A new paper published in Regulatory Toxicology and Pharmacology, co-authored by the Physicians Committee for Responsible Medicine, calls for ongoing development and regulatory acceptance of adverse outcome pathways (AOPs), a framework for improving chemical hazard assessment by prioritizing modern test methods that reduce animal use.
The paper is a scientific report from a September 2014 workshop titled Adverse Outcome Pathways: From Research to Regulation, which was co-organized by Kristie Sullivan, M.P.H., Physicians Committee director of regulatory testing. Sullivan also chaired a breakout group at the meeting and co-authored the workshop report.
"The new catchphrase for cutting-edge chemical testing among toxicologists is adverse outcome pathways," says Sullivan. "Our goal is to educate health professionals--from clinicians to chemists--about this groundbreaking chemical hazard assessment tool to advance its development and use."
An AOP is an organized collection of existing data on how exposure to a particular chemical may trigger a series of biological changes in the body resulting in illness or injury to an individual (human or animal) or population.
Each AOP outlines a process that includes:
- A Molecular Initiating Event (MIE): The initial molecular event that occurs in the body after exposure to a chemical
- Key Events (KEs): The progression of events occurring in the body following the MIE, such as cell damage and changes in organ function
- Adverse Outcomes (AO): Diseases, extinction of a species
A single chemical may set several AOPs in motion, each ending with different AO--depending on the dose or other factors, like the age or health status of the organism. AOPs may also overlap with each other. This complexity has the potential to better protect people, but also requires building a network of scientific information.
Scientists can then use the AOP to identify specific KEs that are most likely to lead to a particular AO. A chemical can then be tested for these KEs. Defining which KEs to test for allows the scientists to choose the most needed tests, which can increase testing speed, lower costs, and reduce animal testing.
The three-day meeting, which was at the National Institutes of Health in Bethesda, Md., and attended by 120 scientists and viewed remotely by 350 more participants, included a demonstration of the AOP Wiki and Effectopedia and discussions on AOP case studies, AOPs in development, and the process of regulatory acceptance.
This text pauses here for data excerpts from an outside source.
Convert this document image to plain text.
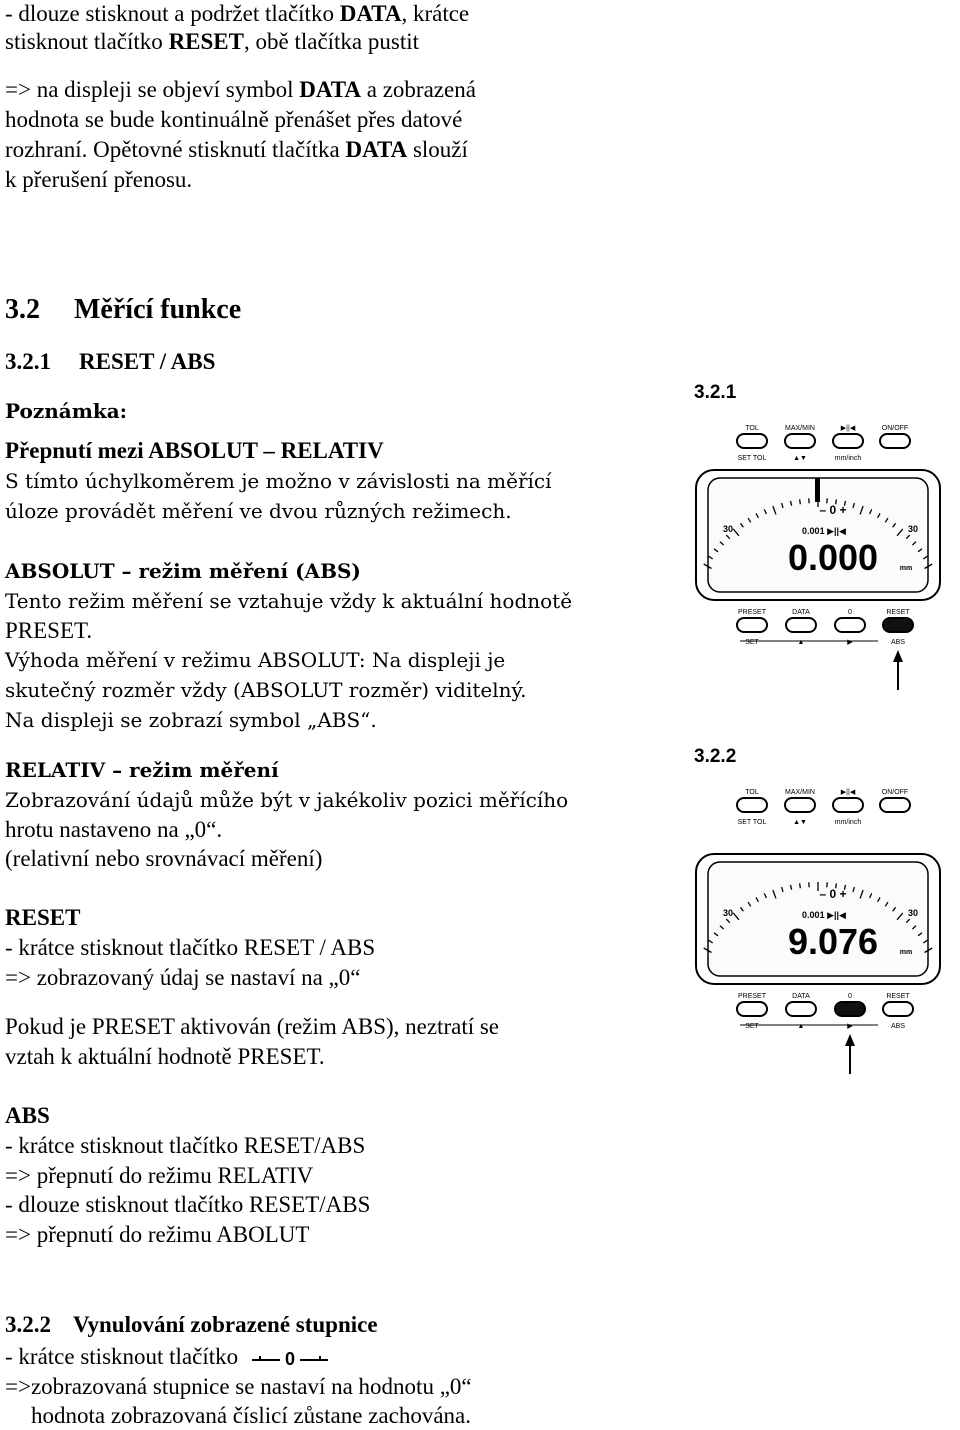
- dlouze stisknout a podržet tlačítko DATA, krátce
stisknout tlačítko RESET, obě tlačítka pustit
=> na displeji se objeví symbol DATA a zobrazená
hodnota se bude kontinuálně přenášet přes datové
rozhraní. Opětovné stisknutí tlačítka DATA slouží
k přerušení přenosu.
3.2 Měřící funkce
3.2.1 RESET / ABS
Poznámka:
Přepnutí mezi ABSOLUT – RELATIV
S tímto úchylkoměrem je možno v závislosti na měřící
úloze provádět měření ve dvou různých režimech.
ABSOLUT – režim měření (ABS)
Tento režim měření se vztahuje vždy k aktuální hodnotě
PRESET.
Výhoda měření v režimu ABSOLUT: Na displeji je
skutečný rozměr vždy (ABSOLUT rozměr) viditelný.
Na displeji se zobrazí symbol „ABS“.
RELATIV – režim měření
Zobrazování údajů může být v jakékoliv pozici měřícího
hrotu nastaveno na „0“.
(relativní nebo srovnávací měření)
RESET
- krátce stisknout tlačítko RESET / ABS
=> zobrazovaný údaj se nastaví na „0“
Pokud je PRESET aktivován (režim ABS), neztratí se
vztah k aktuální hodnotě PRESET.
ABS
- krátce stisknout tlačítko RESET/ABS
=> přepnutí do režimu RELATIV
- dlouze stisknout tlačítko RESET/ABS
=> přepnutí do režimu ABOLUT
3.2.2 Vynulování zobrazené stupnice
- krátce stisknout tlačítko	0
=>zobrazovaná stupnice se nastaví na hodnotu „0“
hodnota zobrazovaná číslicí zůstane zachována.
3.2.1
TOL	MAX/MIN	▶||◀	ON/OFF
SET TOL	▲▼	mm/inch
30	30
– 0 +
0.001 ▶||◀
0.000	mm
PRESET	DATA	0	RESET
SET	▲	▶	ABS
3.2.2
TOL	MAX/MIN	▶||◀	ON/OFF
SET TOL	▲▼	mm/inch
30	30
– 0 +
0.001 ▶||◀
9.076	mm
PRESET	DATA	0	RESET
SET	▲	▶	ABS
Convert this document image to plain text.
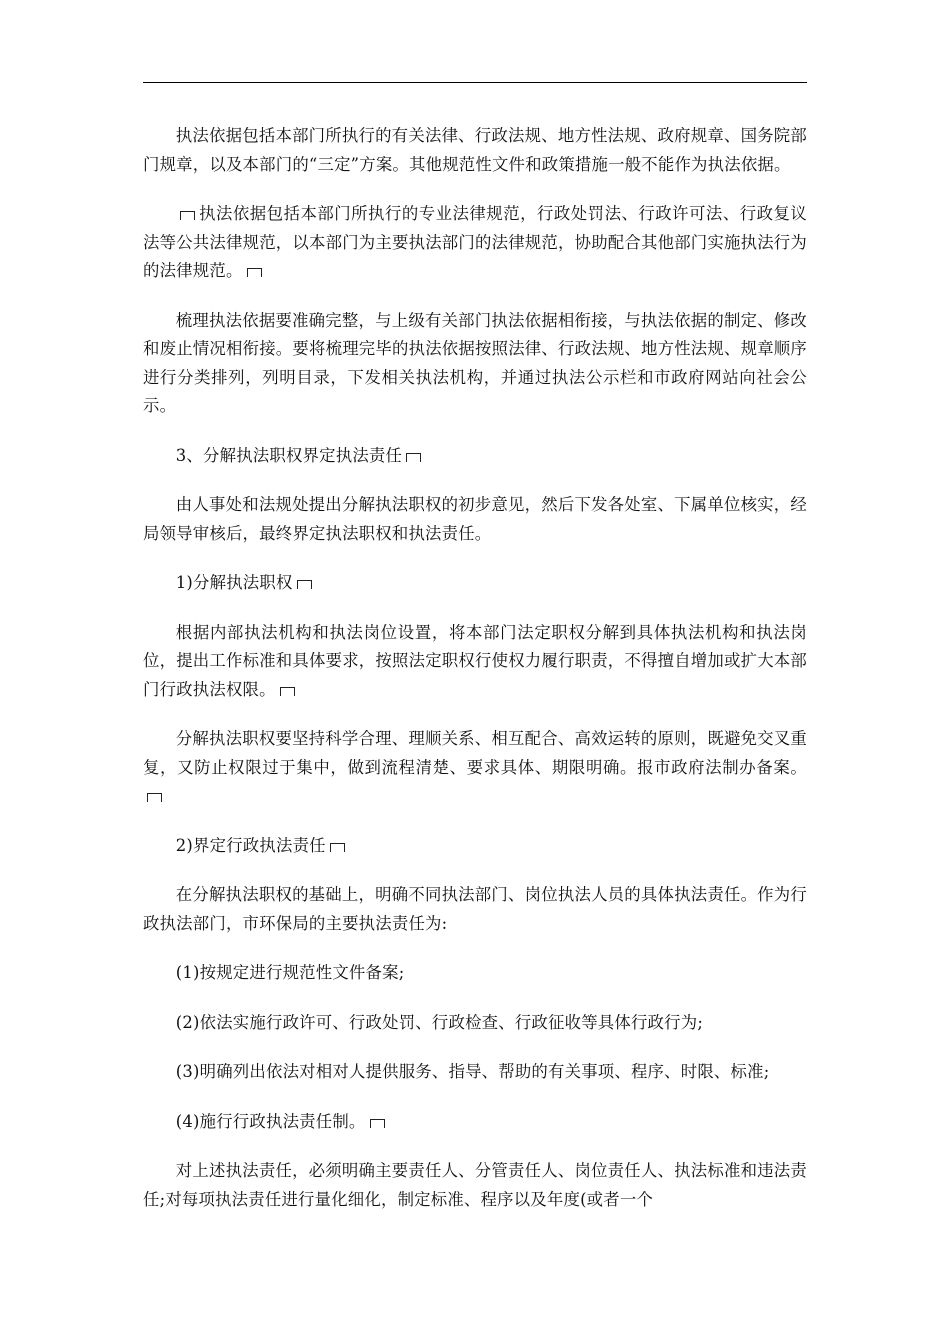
执法依据包括本部门所执行的有关法律、行政法规、地方性法规、政府规章、国务院部门规章，以及本部门的“三定”方案。其他规范性文件和政策措施一般不能作为执法依据。

执法依据包括本部门所执行的专业法律规范，行政处罚法、行政许可法、行政复议法等公共法律规范，以本部门为主要执法部门的法律规范，协助配合其他部门实施执法行为的法律规范。

梳理执法依据要准确完整，与上级有关部门执法依据相衔接，与执法依据的制定、修改和废止情况相衔接。要将梳理完毕的执法依据按照法律、行政法规、地方性法规、规章顺序进行分类排列，列明目录，下发相关执法机构，并通过执法公示栏和市政府网站向社会公示。

3、分解执法职权界定执法责任

由人事处和法规处提出分解执法职权的初步意见，然后下发各处室、下属单位核实，经局领导审核后，最终界定执法职权和执法责任。

1)分解执法职权

根据内部执法机构和执法岗位设置，将本部门法定职权分解到具体执法机构和执法岗位，提出工作标准和具体要求，按照法定职权行使权力履行职责，不得擅自增加或扩大本部门行政执法权限。

分解执法职权要坚持科学合理、理顺关系、相互配合、高效运转的原则，既避免交叉重复，又防止权限过于集中，做到流程清楚、要求具体、期限明确。报市政府法制办备案。

2)界定行政执法责任

在分解执法职权的基础上，明确不同执法部门、岗位执法人员的具体执法责任。作为行政执法部门，市环保局的主要执法责任为:

(1)按规定进行规范性文件备案;

(2)依法实施行政许可、行政处罚、行政检查、行政征收等具体行政行为;

(3)明确列出依法对相对人提供服务、指导、帮助的有关事项、程序、时限、标准;

(4)施行行政执法责任制。

对上述执法责任，必须明确主要责任人、分管责任人、岗位责任人、执法标准和违法责任;对每项执法责任进行量化细化，制定标准、程序以及年度(或者一个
AOPs are already gaining traction within the global scientific community. The National Institutes of Health's National Center for Advancing Translational Sciences (NCATS) Tox21 program, which uses high throughput screening (robotics), has provided AOP data by screening more than 10,000 chemicals for 60 different tests. NCATS is also developing an online resource called BioPlanet, which is a collection of approximately 2000 human-relevant pathways. The Environmental Protection Agency is also using data from its Toxicity Forecaster (ToxCastTM) robotic testing platform to create AOPs.